Shofar maker,Shimon Keinan, 77,is constantly on the lookout for the perfect ram’s horn
The Marrakesh market in Morocco is bustling, as usual, with pungent scents of exotic spices penetrating the sultry air and eye-catching checkered fabrics hanging over the stalls and alleyways. But 77-year-old Shimon Keinan, a shofar maker from Moshav Givat Yoav on the southern slopes of the Golan Heights, isn’t letting himself get distracted by the attack on his senses. He’s here on the lookout for only one thing: the perfect Moroccan ram’s horns for his shofar factory. (A kosher shofar need not be from an animal that was slaughtered properly by shechitah, as long as it originates from a kosher species.)

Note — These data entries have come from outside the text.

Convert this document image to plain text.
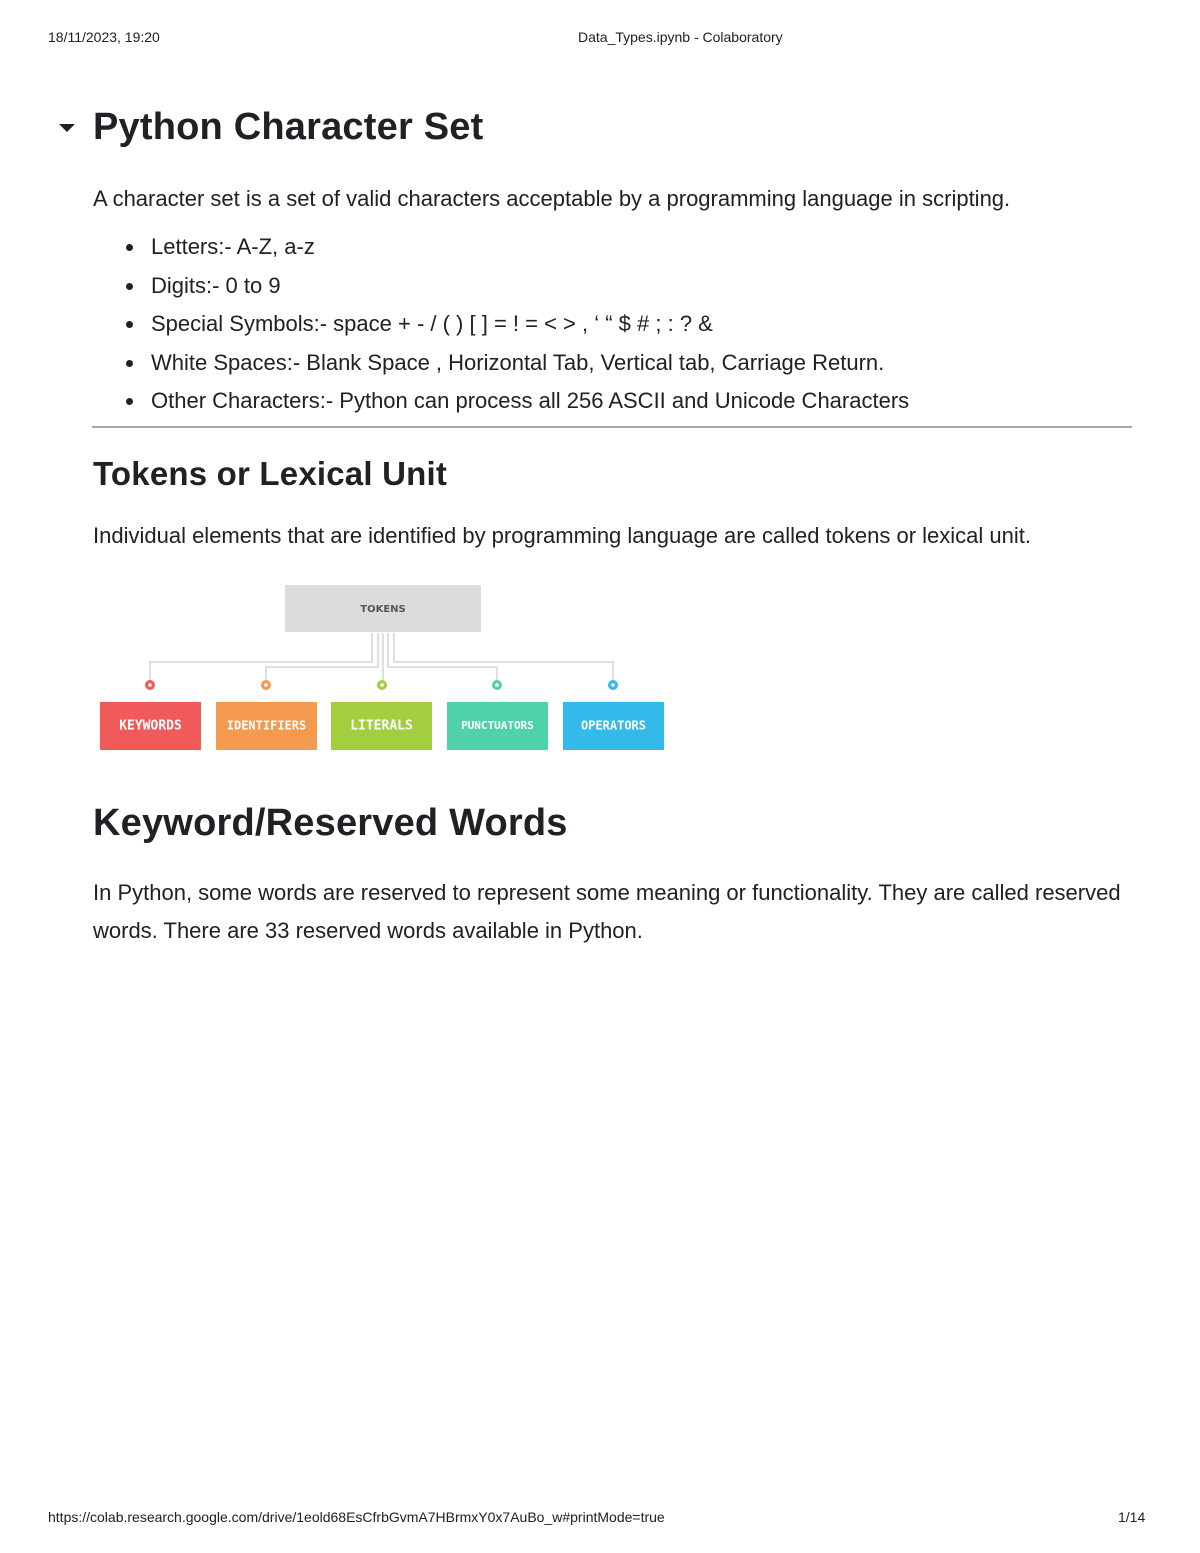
18/11/2023, 19:20	Data_Types.ipynb - Colaboratory
Python Character Set

A character set is a set of valid characters acceptable by a programming language in scripting.

Letters:- A-Z, a-z
Digits:- 0 to 9
Special Symbols:- space + - / ( ) [ ] = ! = < > , ‘ “ $ # ; : ? &
White Spaces:- Blank Space , Horizontal Tab, Vertical tab, Carriage Return.
Other Characters:- Python can process all 256 ASCII and Unicode Characters
Tokens or Lexical Unit

Individual elements that are identified by programming language are called tokens or lexical unit.

TOKENS
KEYWORDS	IDENTIFIERS	LITERALS	PUNCTUATORS	OPERATORS
Keyword/Reserved Words

In Python, some words are reserved to represent some meaning or functionality. They are called reserved words. There are 33 reserved words available in Python.

https://colab.research.google.com/drive/1eold68EsCfrbGvmA7HBrmxY0x7AuBo_w#printMode=true	1/14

He walks carefully between the stalls, gently running his fingers along every ram’s horn he sees, skillfully inspecting the curvature and natural luster. For him, each one of these raw, unprocessed horns, sold for a variety of uses to the general public, is a treasure — for he can sense the potential of each one to become a shofar. Even amid the noisy din of the Marrakesh market, Keinan hears the holy sounds of Rosh Hashanah.

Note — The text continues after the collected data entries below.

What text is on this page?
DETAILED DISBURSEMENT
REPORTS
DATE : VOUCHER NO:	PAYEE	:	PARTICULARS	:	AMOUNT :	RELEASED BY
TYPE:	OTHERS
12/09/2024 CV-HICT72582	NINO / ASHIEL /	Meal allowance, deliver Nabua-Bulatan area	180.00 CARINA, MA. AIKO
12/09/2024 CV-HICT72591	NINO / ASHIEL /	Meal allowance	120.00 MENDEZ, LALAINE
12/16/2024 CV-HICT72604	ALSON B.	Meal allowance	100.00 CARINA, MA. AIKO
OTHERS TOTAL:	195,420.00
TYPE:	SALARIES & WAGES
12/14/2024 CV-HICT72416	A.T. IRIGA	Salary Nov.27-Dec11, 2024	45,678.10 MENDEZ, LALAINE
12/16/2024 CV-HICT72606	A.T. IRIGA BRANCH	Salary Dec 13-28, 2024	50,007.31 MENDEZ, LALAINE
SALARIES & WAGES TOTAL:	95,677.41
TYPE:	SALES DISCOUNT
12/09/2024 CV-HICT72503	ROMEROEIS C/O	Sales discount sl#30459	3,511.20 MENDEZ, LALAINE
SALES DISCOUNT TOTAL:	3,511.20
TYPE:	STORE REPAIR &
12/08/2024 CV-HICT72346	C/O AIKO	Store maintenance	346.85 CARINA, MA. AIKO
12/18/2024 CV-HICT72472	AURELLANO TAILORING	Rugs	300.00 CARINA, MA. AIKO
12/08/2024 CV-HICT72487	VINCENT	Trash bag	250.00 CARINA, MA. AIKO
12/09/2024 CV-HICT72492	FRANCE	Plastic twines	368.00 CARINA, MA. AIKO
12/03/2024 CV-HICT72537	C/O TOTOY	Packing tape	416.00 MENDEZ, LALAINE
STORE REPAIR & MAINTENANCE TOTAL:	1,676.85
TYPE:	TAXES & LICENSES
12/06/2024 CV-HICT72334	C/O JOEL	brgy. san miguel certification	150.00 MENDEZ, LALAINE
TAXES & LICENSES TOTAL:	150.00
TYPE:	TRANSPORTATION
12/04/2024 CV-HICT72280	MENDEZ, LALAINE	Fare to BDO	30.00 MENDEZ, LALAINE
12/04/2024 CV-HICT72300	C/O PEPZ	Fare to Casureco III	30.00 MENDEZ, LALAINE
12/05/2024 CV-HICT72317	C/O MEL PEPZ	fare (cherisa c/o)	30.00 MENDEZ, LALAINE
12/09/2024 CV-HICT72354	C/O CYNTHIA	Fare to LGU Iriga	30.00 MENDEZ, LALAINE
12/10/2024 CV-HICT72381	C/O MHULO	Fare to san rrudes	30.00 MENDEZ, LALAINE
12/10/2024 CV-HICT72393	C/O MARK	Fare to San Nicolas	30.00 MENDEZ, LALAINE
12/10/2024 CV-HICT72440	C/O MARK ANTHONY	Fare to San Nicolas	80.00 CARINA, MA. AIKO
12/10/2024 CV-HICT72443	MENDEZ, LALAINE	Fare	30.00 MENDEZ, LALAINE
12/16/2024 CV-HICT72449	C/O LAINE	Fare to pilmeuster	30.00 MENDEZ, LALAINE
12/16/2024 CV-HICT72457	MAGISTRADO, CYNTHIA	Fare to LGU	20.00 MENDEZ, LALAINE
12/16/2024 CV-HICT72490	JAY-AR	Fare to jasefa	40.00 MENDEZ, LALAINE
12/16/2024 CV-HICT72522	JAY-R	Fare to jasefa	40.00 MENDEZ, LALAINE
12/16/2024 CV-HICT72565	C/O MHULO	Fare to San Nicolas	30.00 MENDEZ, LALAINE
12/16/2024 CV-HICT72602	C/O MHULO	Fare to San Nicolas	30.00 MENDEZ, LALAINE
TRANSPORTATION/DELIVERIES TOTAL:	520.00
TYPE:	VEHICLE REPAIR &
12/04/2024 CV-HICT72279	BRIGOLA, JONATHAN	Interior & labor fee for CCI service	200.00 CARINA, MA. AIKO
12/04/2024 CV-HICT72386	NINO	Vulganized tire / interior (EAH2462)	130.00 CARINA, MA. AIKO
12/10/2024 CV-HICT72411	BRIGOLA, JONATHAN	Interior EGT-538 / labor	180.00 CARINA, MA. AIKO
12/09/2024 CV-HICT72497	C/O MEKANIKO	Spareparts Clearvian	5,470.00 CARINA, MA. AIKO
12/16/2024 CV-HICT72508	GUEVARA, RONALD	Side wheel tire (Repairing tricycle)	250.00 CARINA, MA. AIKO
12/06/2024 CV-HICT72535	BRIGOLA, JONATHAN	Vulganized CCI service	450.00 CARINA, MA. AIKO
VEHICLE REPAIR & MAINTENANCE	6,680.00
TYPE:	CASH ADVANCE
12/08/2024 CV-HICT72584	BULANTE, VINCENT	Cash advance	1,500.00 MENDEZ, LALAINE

Today, Shimon Keinan’s family-run shofar workshop and visitor center, called Kol Shofar, is a popular tourist attraction for visitors to Israel’s north, and one of the most reliable places in the country to purchase a kosher shofar. What started as a literal backyard hobby shop in the 1990s actually has its roots in Keinan’s childhood in Casablanca, Morocco.

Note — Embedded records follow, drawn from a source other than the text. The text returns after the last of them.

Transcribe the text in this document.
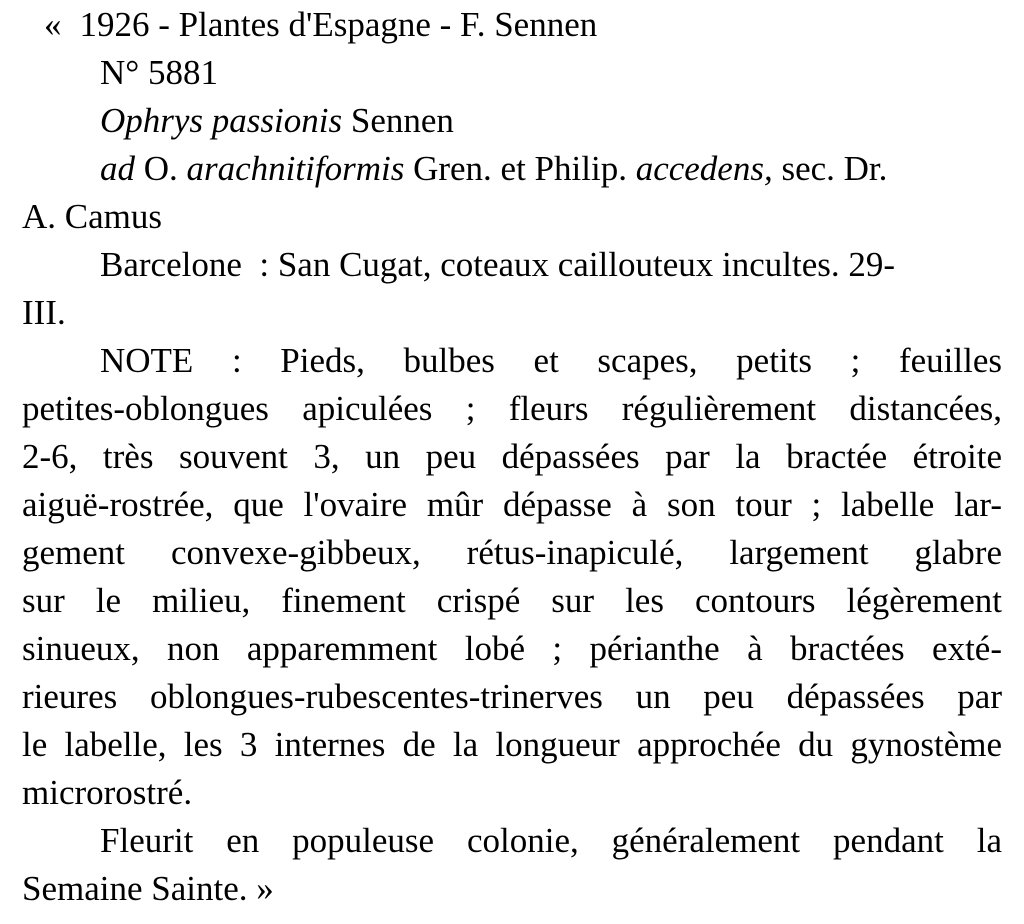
« 1926 - Plantes d'Espagne - F. Sennen
N° 5881
Ophrys passionis Sennen
ad O. arachnitiformis Gren. et Philip. accedens, sec. Dr.
A. Camus
Barcelone  : San Cugat, coteaux caillouteux incultes. 29-
III.
NOTE : Pieds, bulbes et scapes, petits ; feuilles
petites-oblongues apiculées ; fleurs régulièrement distancées,
2-6, très souvent 3, un peu dépassées par la bractée étroite
aiguë-rostrée, que l'ovaire mûr dépasse à son tour ; labelle lar-
gement convexe-gibbeux, rétus-inapiculé, largement glabre
sur le milieu, finement crispé sur les contours légèrement
sinueux, non apparemment lobé ; périanthe à bractées exté-
rieures oblongues-rubescentes-trinerves un peu dépassées par
le labelle, les 3 internes de la longueur approchée du gynostème
microrostré.
Fleurit en populeuse colonie, généralement pendant la
Semaine Sainte. »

“I discovered the shofar walking with my father to the beit knesset when I was a child,” he says. “I was captivated right away, and it wasn’t long before I learned how to blow the shofar myself. By age ten, I was already a proficient shofar blower, but we were poor and I didn’t have the means to buy a real shofar, so I improvised and made my own. I took rubber tubing, wound it in a coil, and attached a tin funnel to the end for the sound to come out — it looked a bit like a French horn — and that’s how I practiced as a kid.